ところが精一が水戸へ戻った時には、水戸の屋敷には祖母ふきのほか、叔母の梅子(平川正寿氏に嫁ぐ)一家が住みついており、精一は平川一家にたいへん屈折した感情を持つことになった。 これは元来 精一の曾祖母 もと子と 祖母 ふき とが嫁姑の折り合いが悪く、 もと子が孫の常男の嫁(精一の母)ゆうを大変に可愛がったことから、 今度は ふきとゆうとの嫁姑の関係がうまくいかなくなったことが幼い精一に影響を与えたと思われる。 ふきは 長女の梅子(および平川一家)を大変かわいがり、 精一の母ゆうはこれを決して快く思っていなかった。 このため母を大変慕っていた精一がこれに影響され平川一家の存在を好ましいとは思わなくなった。 平川家の名誉のために申し添えると 特に平川一家が精一に冷淡であったとは考えにくい。 現に精一の姉の好江は平川一家とたいへん仲がよかったという。 しかし母の影響を受けた多感な年頃の精一は様々な面で大変悔しい思いをしたと回想している。

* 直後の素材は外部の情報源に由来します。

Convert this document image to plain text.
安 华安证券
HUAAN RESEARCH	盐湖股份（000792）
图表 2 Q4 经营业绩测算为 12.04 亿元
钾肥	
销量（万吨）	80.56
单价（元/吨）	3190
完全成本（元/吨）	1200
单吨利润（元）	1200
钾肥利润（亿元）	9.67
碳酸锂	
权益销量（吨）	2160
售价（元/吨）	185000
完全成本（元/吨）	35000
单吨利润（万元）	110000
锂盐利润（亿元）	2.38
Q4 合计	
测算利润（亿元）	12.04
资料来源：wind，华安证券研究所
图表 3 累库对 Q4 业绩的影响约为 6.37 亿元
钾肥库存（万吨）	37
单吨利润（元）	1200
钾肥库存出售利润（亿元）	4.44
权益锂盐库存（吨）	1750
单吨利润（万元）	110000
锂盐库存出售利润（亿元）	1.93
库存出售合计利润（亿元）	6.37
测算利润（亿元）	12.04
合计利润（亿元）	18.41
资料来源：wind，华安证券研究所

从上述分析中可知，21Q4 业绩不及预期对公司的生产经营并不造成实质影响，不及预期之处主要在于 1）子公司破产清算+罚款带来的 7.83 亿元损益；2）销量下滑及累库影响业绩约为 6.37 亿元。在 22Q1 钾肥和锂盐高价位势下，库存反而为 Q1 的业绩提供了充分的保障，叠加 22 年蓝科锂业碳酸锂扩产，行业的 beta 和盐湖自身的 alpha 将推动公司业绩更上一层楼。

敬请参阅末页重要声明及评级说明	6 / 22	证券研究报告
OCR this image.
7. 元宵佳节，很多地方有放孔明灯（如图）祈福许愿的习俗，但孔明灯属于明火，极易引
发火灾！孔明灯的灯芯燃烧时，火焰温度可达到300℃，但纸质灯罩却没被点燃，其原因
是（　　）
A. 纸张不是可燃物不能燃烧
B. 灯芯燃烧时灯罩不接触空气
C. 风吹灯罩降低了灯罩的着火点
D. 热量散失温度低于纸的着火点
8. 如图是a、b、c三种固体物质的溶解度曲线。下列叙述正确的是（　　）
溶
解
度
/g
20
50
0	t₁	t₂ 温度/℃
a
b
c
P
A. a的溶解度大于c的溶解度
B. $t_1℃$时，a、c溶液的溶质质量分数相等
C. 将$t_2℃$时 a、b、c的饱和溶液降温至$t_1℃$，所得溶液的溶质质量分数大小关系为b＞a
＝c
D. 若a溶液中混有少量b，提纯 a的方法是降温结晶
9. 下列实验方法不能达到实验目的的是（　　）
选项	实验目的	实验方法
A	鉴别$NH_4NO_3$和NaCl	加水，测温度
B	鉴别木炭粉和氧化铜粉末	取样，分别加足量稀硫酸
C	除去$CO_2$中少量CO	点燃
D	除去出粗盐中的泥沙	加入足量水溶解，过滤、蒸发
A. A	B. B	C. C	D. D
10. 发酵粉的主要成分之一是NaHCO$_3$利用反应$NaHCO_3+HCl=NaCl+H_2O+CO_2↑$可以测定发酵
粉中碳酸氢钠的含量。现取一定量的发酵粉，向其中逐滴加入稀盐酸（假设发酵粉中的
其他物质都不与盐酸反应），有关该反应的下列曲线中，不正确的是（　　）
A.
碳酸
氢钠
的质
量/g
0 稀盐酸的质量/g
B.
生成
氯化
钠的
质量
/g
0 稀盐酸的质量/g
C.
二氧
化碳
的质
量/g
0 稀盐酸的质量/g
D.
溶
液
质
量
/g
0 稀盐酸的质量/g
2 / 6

あるとき梅子の夫平川正寿が米国短期留学から帰国したとき、精一への土産が色とりどりの薬の空瓶で、精一は「いくら子供とは云え空瓶とはひどすぎる」 と心の中で憤慨したという。また毎年小作が米を納めに来たのだが、平川一家はそれを平気でいくらでも只で食べていたことも、精一にとっては理不尽に映ったらしい。そうした中で、幼い精一にとっては、遠く離れた両親から毎月送ってくる月刊誌「小学1年生」と、それに同梱されてくる少しのお菓子だけが楽しみという、寂しい日々をすごした。また時折前橋にいた母方の祖父母を訪ねては可愛がってもらっていた。精一はその後も兄弟姉妹とは大変仲がよかったが、幼年期のこの体験のためか兄弟姉妹以外との親戚とは、晩年に至るまで付合いを大変に嫌った。

精一の父常男は几帳面かつ物静かな性格で、長女の好江をよく可愛がり、音楽を好み、自身ハモニカ、オルガン、ヴァイオリンなどを演奏したほか、"Japanese songs"という小冊子を作成し日本の歌曲を手書きで1-7の数字でハモニカ譜に示し好江に与えたり、また好江に筝を習わせ自らも合奏したりして楽しんでいたという。好江はこの手書きの楽譜の小冊子を生涯たいせつにしていた。また常男の遺した住所録からも、彼の几帳面な性格が拝察される。また子供達にも自分をパッパ、妻をマンマと呼ばせ、当時としては進歩的な家庭を築いていた。

それに対し、母ゆうは曾祖母もと子に鍛えられたしっかり者で、たとえば大阪で妹の露子を妊娠中、雨の日に町を歩いている時掏りにあったが、とっさに掏りの手を雨傘で叩いて撃退したという。これをたまたま目撃した近所の店主が、さすがと感心したと伝えられている。また小笠原流の行儀作法が厳しいことは有名で、後日精一に嫁いだ友江が、その友人から「よくぞあの作法の厳しい姑につかえる決心をした」と感心されたという。精一はこの母ゆうに心服しており、自分の今日あるは母のおかげであると後々まで述べていた。